You can add as much or as little details as you’d like to the tasks with custom attributes like: Story points
, Priority
, and more to help you narrow down on the critical items. Quickly identify what’s on your team members’ plates so you can assign tasks and due dates based on their capacity.
- Run your sprint
Visually track progress from to-do to done, see who’s working on what, and manage bottlenecks as they come up with a drag-and-drop Kanban board.
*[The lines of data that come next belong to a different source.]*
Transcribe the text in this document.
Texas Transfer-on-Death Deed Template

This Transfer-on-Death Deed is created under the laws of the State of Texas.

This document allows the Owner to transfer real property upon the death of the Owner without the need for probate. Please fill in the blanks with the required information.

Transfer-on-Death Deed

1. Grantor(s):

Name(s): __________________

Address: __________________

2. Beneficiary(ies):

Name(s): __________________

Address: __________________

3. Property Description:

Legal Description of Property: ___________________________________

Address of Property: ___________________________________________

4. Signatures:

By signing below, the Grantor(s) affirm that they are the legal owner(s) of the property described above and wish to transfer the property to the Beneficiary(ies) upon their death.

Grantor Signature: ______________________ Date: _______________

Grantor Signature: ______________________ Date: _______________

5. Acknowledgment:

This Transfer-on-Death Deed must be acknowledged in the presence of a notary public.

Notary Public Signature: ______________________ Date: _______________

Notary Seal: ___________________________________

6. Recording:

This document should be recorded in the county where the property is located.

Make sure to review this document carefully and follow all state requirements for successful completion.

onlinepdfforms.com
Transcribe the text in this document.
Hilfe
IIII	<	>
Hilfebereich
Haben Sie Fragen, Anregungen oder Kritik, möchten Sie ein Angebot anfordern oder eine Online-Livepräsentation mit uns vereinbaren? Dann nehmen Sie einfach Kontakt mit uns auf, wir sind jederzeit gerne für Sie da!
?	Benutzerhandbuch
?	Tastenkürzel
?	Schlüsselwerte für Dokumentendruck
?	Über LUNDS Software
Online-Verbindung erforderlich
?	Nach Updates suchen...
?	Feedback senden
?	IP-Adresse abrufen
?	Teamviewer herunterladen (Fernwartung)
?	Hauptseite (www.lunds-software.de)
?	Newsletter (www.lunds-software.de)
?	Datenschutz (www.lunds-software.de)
You can also switch to a list, timeline, or calendar view so you can see your sprint from all angles.
With seamless in-task real-time chat, and integrations that cross-post your comments from Slack, GitHub, GitLab, or Figma right into Height, you have a centralized record of all the context about a task so you can get up to speed in no time.
What are the five stages of an Agile sprint cycle?
A sprint cycle is a set timeframe, usually two to four weeks, when an Agile team delivers a specific amount of work by going through these five steps:
- Product backlog refinement:
Go through the items on the backlog, make sure they’re all relevant and detailed, and sort them by priority.
- Sprint planning:
Plan the sprint, define its goal, and assign who needs to work on which tasks -- then kick off.
- Daily standup:
Sync with the scrum team for a 10-15 minutes standup everyday to go over the tasks they’ve finished, what they’re working on next, and any blockers.
- Sprint review:
Review what the team has delivered and if the sprint goal was met.
- Sprint retrospective:
Look back at your process during the last sprint to adjust and improve the next one.